Native American folks are a ceremonial people of song and prophecy. One prophecy, that of the 7th fire, predicts that protectors from the four sacred directions will rise to defeat a sinister black snake that burrows deep in the earth and ravages the lands. The protectors are led by the 7th generation, today’s young people, and guided by the wisdom of the elders.
For centuries, indigenous people have been plagued by demons imposed upon them by the wasichu government. Native children taken from their families and placed into strict boarding schools, the illegality of prayer in the first half of the 20th century, and the tragedy of discriminatory police slayings and the highest suicide rates in the world represent just some of the injustices they have endured.
Indigenous people have been systematically stripped of their land, pushed onto reservations where poverty and drug abuse ran rampant, and been made to witness the plunder of Earth’s natural resources from their homes, the front lines of the climate movement.
This summer I had the privilege of spending time at the Standing Rock Indian Reservation in North Dakota where thousands of Native Americans and their allies are currently resisting a $3.7 billion crude oil pipeline project known as the Dakota Access Pipeline (DAPL). The struggle garnered national attention when a group of indigenous youth ran from Standing Rock to Washington DC – around 70 miles a day for three weeks.
The 1,172 mile long pipeline is expected to transport around 500,000 barrels per day and, if completed, will burrow under countless water sources including the Missouri River, threatening water for 18 million Americans. Because DAPL never consulted with the tribal nations whose lands will play host to what natives have labeled “the black snake,” DAPL violates the UN Declaration on the Rights of Indigenous Peoples.
The resistance of the water protectors at Standing Rock is justified then, not only through international law, but also through supreme law and agreements such as the 1851 Fort Laramie Treaty which promised these lands to the first nation’s people.
While at the camp, I interviewed a young medic from the Red Warrior Camp named Alas.
“People think we are fighting for the right to clean water, but really it is the Native American people’s responsibility to ensure that we have clean water. All our non-human relations have water. That responsibility puts us at odds with the colonial government that is strong arming around here. It’s not up to us that we have reached peak oil, you know? Greenhouse gases and ozone layers, all this shit, water levels are rising. That’s not happening because we say it is, it’s happening because that’s what this machine is creating. This [#noDAPL movement] is a continuation of the indigenous resistance and indigenous protection that has been happening here since the beginning of time”

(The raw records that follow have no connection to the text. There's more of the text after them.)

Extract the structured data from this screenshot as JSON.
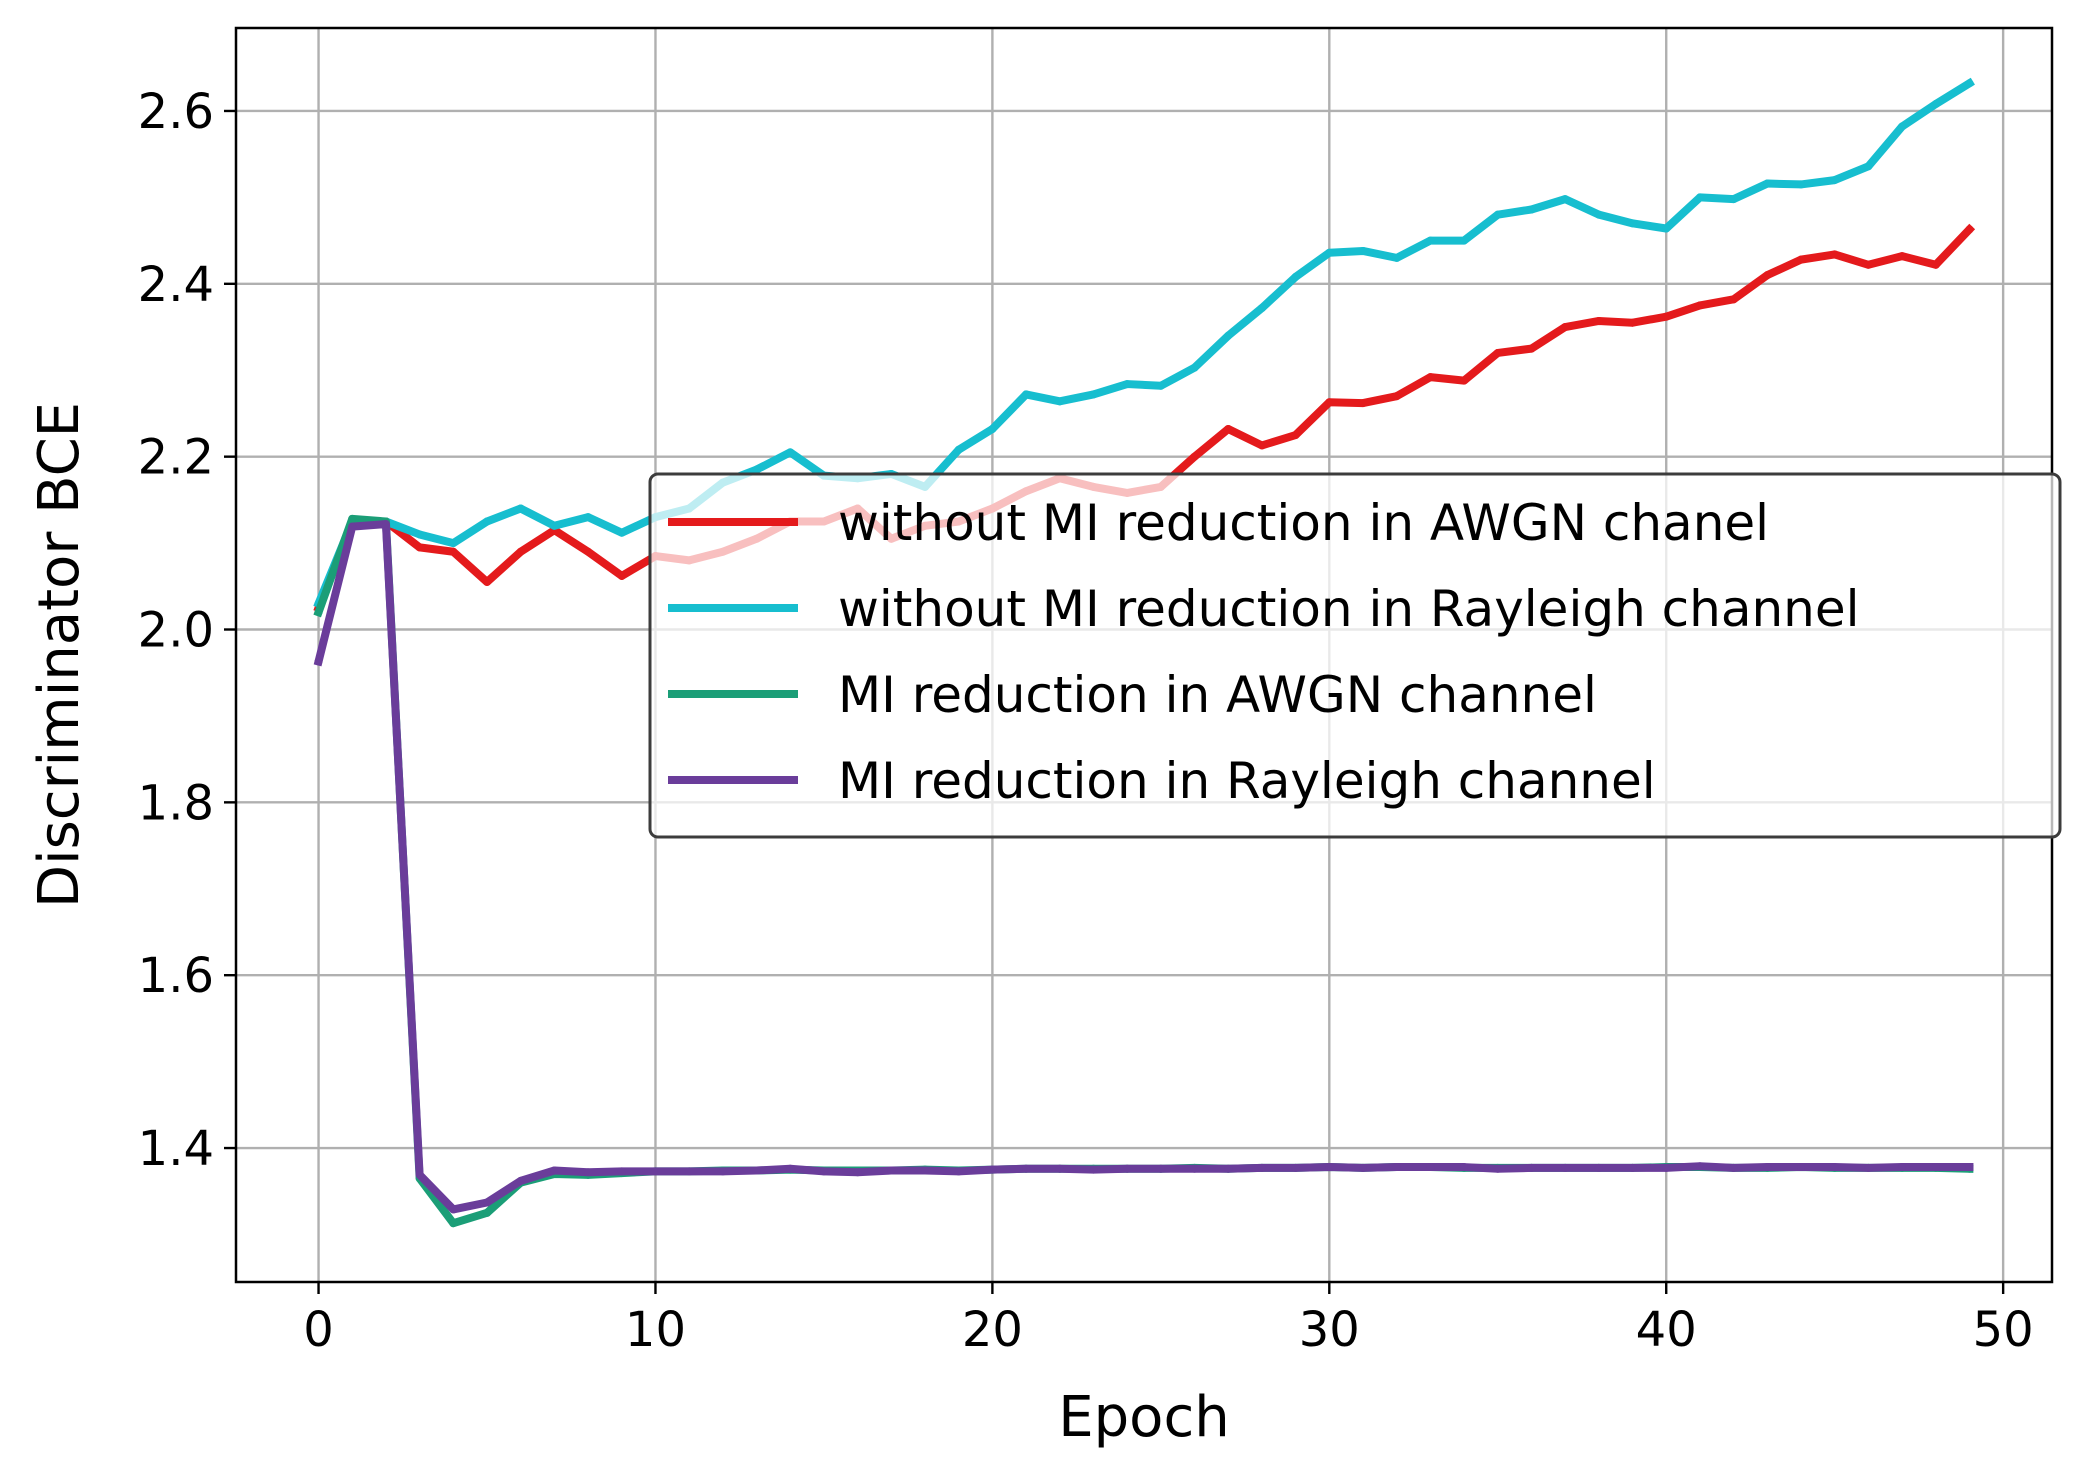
{
  "chart_data": {
    "type": "line",
    "title": "",
    "xlabel": "Epoch",
    "ylabel": "Discriminator BCE",
    "xlim": [
      -2.45,
      51.45
    ],
    "ylim": [
      1.245,
      2.696
    ],
    "xticks": [
      0,
      10,
      20,
      30,
      40,
      50
    ],
    "xtick_labels": [
      "0",
      "10",
      "20",
      "30",
      "40",
      "50"
    ],
    "yticks": [
      1.4,
      1.6,
      1.8,
      2.0,
      2.2,
      2.4,
      2.6
    ],
    "ytick_labels": [
      "1.4",
      "1.6",
      "1.8",
      "2.0",
      "2.2",
      "2.4",
      "2.6"
    ],
    "grid": true,
    "legend_position": "center-right",
    "x": [
      0,
      1,
      2,
      3,
      4,
      5,
      6,
      7,
      8,
      9,
      10,
      11,
      12,
      13,
      14,
      15,
      16,
      17,
      18,
      19,
      20,
      21,
      22,
      23,
      24,
      25,
      26,
      27,
      28,
      29,
      30,
      31,
      32,
      33,
      34,
      35,
      36,
      37,
      38,
      39,
      40,
      41,
      42,
      43,
      44,
      45,
      46,
      47,
      48,
      49
    ],
    "series": [
      {
        "name": "without MI reduction in AWGN chanel",
        "color": "#e41a1c",
        "values": [
          2.025,
          2.125,
          2.125,
          2.095,
          2.09,
          2.055,
          2.09,
          2.115,
          2.09,
          2.062,
          2.085,
          2.08,
          2.09,
          2.105,
          2.125,
          2.125,
          2.14,
          2.105,
          2.12,
          2.125,
          2.14,
          2.16,
          2.175,
          2.165,
          2.158,
          2.165,
          2.2,
          2.232,
          2.213,
          2.225,
          2.263,
          2.262,
          2.27,
          2.292,
          2.288,
          2.32,
          2.325,
          2.35,
          2.357,
          2.355,
          2.362,
          2.375,
          2.382,
          2.41,
          2.428,
          2.434,
          2.422,
          2.432,
          2.422,
          2.463
        ]
      },
      {
        "name": "without MI reduction in Rayleigh channel",
        "color": "#17becf",
        "values": [
          2.03,
          2.125,
          2.125,
          2.11,
          2.1,
          2.125,
          2.14,
          2.12,
          2.13,
          2.112,
          2.13,
          2.14,
          2.17,
          2.185,
          2.205,
          2.178,
          2.175,
          2.18,
          2.165,
          2.208,
          2.232,
          2.272,
          2.264,
          2.272,
          2.284,
          2.282,
          2.303,
          2.34,
          2.372,
          2.408,
          2.436,
          2.438,
          2.43,
          2.45,
          2.45,
          2.48,
          2.486,
          2.498,
          2.48,
          2.47,
          2.464,
          2.5,
          2.498,
          2.516,
          2.515,
          2.52,
          2.536,
          2.582,
          2.608,
          2.632
        ]
      },
      {
        "name": "MI reduction in AWGN channel",
        "color": "#1b9e77",
        "values": [
          2.02,
          2.128,
          2.125,
          1.365,
          1.313,
          1.325,
          1.36,
          1.37,
          1.369,
          1.371,
          1.373,
          1.373,
          1.374,
          1.374,
          1.375,
          1.374,
          1.374,
          1.374,
          1.375,
          1.374,
          1.375,
          1.376,
          1.376,
          1.376,
          1.376,
          1.376,
          1.377,
          1.376,
          1.377,
          1.377,
          1.378,
          1.377,
          1.378,
          1.378,
          1.377,
          1.377,
          1.377,
          1.377,
          1.377,
          1.377,
          1.378,
          1.378,
          1.377,
          1.377,
          1.378,
          1.377,
          1.377,
          1.377,
          1.377,
          1.376
        ]
      },
      {
        "name": "MI reduction in Rayleigh channel",
        "color": "#6a3d9a",
        "values": [
          1.963,
          2.119,
          2.122,
          1.369,
          1.329,
          1.337,
          1.362,
          1.374,
          1.372,
          1.373,
          1.373,
          1.373,
          1.373,
          1.374,
          1.376,
          1.373,
          1.372,
          1.374,
          1.374,
          1.373,
          1.375,
          1.376,
          1.376,
          1.375,
          1.376,
          1.376,
          1.376,
          1.376,
          1.377,
          1.377,
          1.378,
          1.377,
          1.378,
          1.378,
          1.378,
          1.376,
          1.377,
          1.377,
          1.377,
          1.377,
          1.377,
          1.379,
          1.377,
          1.378,
          1.378,
          1.378,
          1.377,
          1.378,
          1.378,
          1.378
        ]
      }
    ]
  }
}
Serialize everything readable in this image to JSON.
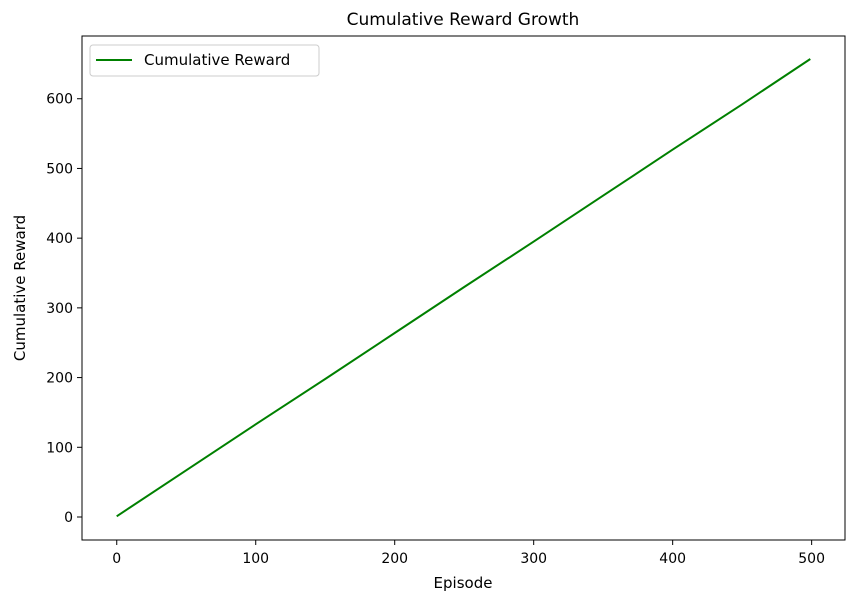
{
  "chart_data": {
    "type": "line",
    "title": "Cumulative Reward Growth",
    "xlabel": "Episode",
    "ylabel": "Cumulative Reward",
    "xlim": [
      -25,
      524
    ],
    "ylim": [
      -33,
      690
    ],
    "xticks": [
      0,
      100,
      200,
      300,
      400,
      500
    ],
    "yticks": [
      0,
      100,
      200,
      300,
      400,
      500,
      600
    ],
    "grid": false,
    "legend": {
      "position": "top-left"
    },
    "series": [
      {
        "name": "Cumulative Reward",
        "color": "#008000",
        "x": [
          0,
          50,
          100,
          150,
          200,
          250,
          300,
          350,
          400,
          450,
          499
        ],
        "y": [
          1,
          67,
          133,
          198,
          264,
          330,
          395,
          461,
          527,
          592,
          657
        ]
      }
    ]
  }
}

Early September, DAPL bulldozed over three sacred indigenous burial sites and hired private security, which confronted unarmed prayerful protectors at construction sites with pepper spray and vicious dogs!
Since then, dozens of water protectors have been arrested and fully armed state and local forces have been deployed on more than one occasion. Though big media remains largely silent, social media has allowed the story to find audiences around the world, where many are making the connection between the battle for water in Standing Rock and the global struggle against capitalism, fossil fuels, and American imperialism. Indeed, letters pour into camp everyday from organizations commending the encampment and pledging their solidarity with the largest gathering of tribal nations in history.
As of November 29th, the Army Corps of Engineers has called for the water protectors to evacuate the encampment by Dec 5th, though they made no mention of forced removal. Additionally, the state of North Dakota has issued an emergency evacuation order citing concerns for “public safety” considering the harsh winter conditions and has announced that state law enforcement will begin to block emergency services and supplies from reaching the water protectors.
Standing Rock Sioux Tribe Chairman Davis Archambault II denounced the order as yet another scare tactic and questioned Governor Dalrymple’s authority on so called Army Corps land.
The Lakota people have been living on these lands for many generations and will continue to do so despite the opposition from local law enforcement, the federal government, or sub-zero temperatures. Us here back home, then, must bolster their efforts in whichever way we deem most possible and effective because the battle currently unfolding at Standing Rock is being waged on behalf of myself, yourself, and our children yet unborn.